1. Source your ingredients from low-wage developing countries and then assemble or produce your products domestically, and claim Made in Canada on your label. Legislation has only just changed and there’s lots of confusion so you’ll be able to get away with it. FACT: Until July 1, 2010 (with a grace period until Jan 1, 2011) labeling guidelines allowed labels to say Made in Canada if at least 51% of the components were sourced from Canada.

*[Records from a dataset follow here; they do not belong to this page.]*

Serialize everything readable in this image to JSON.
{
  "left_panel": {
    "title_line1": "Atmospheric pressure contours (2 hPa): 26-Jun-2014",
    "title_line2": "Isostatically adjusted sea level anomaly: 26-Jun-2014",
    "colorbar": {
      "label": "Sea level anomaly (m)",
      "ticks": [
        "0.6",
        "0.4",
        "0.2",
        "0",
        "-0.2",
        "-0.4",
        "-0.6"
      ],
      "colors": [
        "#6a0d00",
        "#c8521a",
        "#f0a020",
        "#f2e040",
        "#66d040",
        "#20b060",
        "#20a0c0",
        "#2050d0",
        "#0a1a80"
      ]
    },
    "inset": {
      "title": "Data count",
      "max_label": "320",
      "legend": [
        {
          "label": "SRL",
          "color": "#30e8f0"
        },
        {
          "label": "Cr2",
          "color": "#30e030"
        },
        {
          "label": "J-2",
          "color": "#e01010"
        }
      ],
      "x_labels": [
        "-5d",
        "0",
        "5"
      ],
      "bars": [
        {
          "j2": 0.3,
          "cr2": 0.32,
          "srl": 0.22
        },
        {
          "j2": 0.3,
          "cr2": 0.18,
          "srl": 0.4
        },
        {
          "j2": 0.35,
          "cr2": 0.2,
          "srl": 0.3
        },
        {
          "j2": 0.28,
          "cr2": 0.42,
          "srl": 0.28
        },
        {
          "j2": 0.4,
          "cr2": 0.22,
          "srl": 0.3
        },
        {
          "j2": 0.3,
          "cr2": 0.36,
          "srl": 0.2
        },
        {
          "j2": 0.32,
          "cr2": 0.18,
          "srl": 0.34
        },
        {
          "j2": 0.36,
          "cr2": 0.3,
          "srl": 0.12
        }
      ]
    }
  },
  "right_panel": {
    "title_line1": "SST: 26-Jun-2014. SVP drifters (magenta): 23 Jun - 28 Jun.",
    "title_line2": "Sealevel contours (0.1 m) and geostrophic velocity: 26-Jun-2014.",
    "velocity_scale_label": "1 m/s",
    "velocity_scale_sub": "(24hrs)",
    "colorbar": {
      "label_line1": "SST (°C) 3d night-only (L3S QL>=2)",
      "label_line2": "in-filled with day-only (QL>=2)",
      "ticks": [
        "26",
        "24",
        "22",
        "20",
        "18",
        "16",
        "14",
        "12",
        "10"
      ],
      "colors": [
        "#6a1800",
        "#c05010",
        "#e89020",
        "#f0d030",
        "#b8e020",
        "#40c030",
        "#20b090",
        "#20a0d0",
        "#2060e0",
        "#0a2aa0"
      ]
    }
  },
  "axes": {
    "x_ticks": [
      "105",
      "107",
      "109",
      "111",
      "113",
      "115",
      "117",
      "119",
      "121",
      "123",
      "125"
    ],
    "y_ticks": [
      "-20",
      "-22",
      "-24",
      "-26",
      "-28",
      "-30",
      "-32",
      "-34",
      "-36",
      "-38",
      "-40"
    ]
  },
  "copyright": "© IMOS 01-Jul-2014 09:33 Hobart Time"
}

2. List the food miles on your ‘locally-produced’ food products, however source the food from highly mechanized agricultural operations that have a large carbon footprint but a very low (for the time being) cost. FACT: In America, up to 12% of our total fossil fuel use is linked to the food system and more than 35% of our total greenhouse gas emissions are linked to our food system. And yet, on average 85% of the carbon footprint of our food comes from production, and about 15% from transport. So “food miles” does not tell the whole story. Ode Mag article here.
3. Launch a domestic store chain and stock it with cheap, imported goods. Consumers tend to support domestically-owned retailers as they believe the profits are staying within the country, eg. Tim Horton’s Canadian Tire, Loblaws Companies, and Giant Tiger. Who knows if this is true.
4. Build a new brand with a local marketing proposition or, reposition an existing brand as local, in order to capitalize on the ‘buy local’ trend. Locavores will love it! PS. It’s called local-washing. Follow Starbuck’s example if you need help on how to do this.
5. Spin everyday business practices to present your business as having green practices, eg. cite your cost reductions as resource conservation and put lovely nature imagery on your packaging regardless of whether your products are safe for the environment. This way you can join the thousands of other businesses successfully green-washing their products.